Matt Murray certainly outplayed Rinne again in Game 2 with 31 saves by the second intermission. That set the table for a third-period explosion which had fans at PPG Paints Arena chanting "We want the Cup!" while Evgeni Malkin’s father, Vladimir, danced in the stands.
There is no guarantee we’ll even be back here for another game – although it’s worth pointing out that Pittsburgh was up 2-0 on San Jose in last year’s final and still needed six games to close it out.
The Penguins exude a quiet confidence and have enough experience to keep their minds from wandering too far. No one seemed interested in discussing how close they are to repeating as champions.
"I’m trying not to think about that," said Malkin. "Every win is closer to the Cup, but it’s still lots of work. We understand, you know, it’s not easy. We go to Nashville and it’s a hockey town, (great) crowd, and they play unbelievable at home.
"We need to work, we need to play better and win."

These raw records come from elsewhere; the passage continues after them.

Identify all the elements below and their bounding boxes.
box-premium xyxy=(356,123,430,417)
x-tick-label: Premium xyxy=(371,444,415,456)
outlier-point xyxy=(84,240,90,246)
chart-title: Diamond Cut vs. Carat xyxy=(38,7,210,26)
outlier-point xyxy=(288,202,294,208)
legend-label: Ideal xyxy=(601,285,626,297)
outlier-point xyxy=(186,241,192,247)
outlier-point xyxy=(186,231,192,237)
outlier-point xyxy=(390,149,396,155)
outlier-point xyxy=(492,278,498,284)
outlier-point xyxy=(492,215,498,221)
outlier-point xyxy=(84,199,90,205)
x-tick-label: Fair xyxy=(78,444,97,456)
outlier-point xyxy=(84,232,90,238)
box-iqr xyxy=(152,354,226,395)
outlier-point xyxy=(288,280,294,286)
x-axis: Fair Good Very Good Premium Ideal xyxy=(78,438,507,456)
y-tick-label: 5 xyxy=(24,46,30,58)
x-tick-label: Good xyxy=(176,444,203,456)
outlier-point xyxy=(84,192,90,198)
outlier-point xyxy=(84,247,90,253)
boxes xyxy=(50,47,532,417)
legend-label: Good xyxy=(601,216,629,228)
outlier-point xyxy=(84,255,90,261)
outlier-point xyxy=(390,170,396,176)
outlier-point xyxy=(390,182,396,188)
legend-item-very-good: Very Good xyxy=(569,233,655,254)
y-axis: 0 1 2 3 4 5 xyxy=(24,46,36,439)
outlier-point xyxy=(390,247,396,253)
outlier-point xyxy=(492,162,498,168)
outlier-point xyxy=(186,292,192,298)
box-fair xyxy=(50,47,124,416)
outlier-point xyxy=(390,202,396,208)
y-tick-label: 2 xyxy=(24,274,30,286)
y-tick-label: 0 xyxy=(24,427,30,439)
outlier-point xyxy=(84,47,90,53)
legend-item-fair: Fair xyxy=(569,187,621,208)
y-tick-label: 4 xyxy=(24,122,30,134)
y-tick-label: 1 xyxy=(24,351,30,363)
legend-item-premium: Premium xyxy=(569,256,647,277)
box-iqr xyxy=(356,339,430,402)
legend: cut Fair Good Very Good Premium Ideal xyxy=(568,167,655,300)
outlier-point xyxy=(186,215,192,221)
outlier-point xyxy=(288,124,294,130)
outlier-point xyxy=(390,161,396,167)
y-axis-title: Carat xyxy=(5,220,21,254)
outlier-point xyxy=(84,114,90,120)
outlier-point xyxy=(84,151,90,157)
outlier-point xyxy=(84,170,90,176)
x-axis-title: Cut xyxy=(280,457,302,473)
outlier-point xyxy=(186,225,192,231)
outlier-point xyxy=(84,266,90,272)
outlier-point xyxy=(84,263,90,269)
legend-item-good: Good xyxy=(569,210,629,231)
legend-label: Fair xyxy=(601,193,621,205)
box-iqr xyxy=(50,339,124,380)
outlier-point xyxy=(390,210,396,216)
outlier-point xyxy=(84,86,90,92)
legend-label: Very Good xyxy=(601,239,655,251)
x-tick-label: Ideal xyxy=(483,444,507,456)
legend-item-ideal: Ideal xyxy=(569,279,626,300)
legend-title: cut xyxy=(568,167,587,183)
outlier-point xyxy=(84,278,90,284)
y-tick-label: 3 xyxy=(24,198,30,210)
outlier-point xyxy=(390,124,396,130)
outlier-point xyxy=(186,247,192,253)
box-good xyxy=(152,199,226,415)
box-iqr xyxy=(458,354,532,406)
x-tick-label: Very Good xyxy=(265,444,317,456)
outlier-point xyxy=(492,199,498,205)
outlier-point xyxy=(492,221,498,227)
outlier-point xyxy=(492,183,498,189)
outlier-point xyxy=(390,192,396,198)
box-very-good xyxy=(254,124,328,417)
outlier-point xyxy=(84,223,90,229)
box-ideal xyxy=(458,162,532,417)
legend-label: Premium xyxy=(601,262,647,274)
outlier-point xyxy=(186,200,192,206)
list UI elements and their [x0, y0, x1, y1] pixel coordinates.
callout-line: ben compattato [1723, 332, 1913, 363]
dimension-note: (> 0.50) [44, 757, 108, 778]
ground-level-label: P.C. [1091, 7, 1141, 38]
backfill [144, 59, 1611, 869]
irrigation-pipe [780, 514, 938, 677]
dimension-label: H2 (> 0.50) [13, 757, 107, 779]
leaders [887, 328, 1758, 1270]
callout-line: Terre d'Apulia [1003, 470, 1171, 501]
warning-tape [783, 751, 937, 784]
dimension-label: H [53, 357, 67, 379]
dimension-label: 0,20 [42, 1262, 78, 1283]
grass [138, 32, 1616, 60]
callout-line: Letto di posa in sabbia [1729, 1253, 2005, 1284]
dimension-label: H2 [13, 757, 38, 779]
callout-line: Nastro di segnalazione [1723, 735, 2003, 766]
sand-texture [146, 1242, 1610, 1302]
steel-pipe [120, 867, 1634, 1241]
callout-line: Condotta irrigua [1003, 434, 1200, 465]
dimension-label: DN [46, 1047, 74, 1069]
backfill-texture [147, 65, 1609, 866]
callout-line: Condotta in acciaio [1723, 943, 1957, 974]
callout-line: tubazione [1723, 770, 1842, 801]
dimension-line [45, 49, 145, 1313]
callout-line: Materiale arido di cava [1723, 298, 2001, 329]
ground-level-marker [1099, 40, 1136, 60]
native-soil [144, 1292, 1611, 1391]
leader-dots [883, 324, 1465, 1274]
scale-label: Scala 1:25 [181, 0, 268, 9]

You can expect it to be a tough battle inside Bridgestone Arena on Sunday night. The stakes are incredibly high. And Game 2 essentially devolved into frontier justice.
Not long after P.K. Subban knocked Sidney Crosby to the ice, Chris Kunitz delivered a danger cross-check to the neck of the Predators defenceman. In the second period, Nashville agitator Cody McLeod slammed directly into Murray and wasn’t whistled for a penalty.
Once the game got out of reach, Subban and Malkin even dropped the gloves for a wrestling match.
"I like (him), he’s a good player," said Malkin. "He asked me ‘you want to fight?’ I don’t care. It was lots of emotion. Next game we forget that. It’s not my game to fight."
Above all, the Penguins know their game is good enough to win. Nashville may boast the most formidable blue line in the entire NHL, but Pittsburgh’s forwards are still an awful lot to handle.
"They work hard and they get bounces," said Subban. "We have to work twice as hard to make sure we sharpen up in those areas, making sure that we’re getting pucks in, pucks out and tightening up in our crease and making sure that we’re eliminating bodies. You’ve got to give them credit, they capitalized on mistakes, but for us we’ve done a lot of good things well.
"But this is the Stanley Cup Final, that’s the Stanley Cup champion over there, you can’t just play well. You have to be great to win at this point in time."
The series isn’t over, not yet. But the margin for error has been reduced dramatically.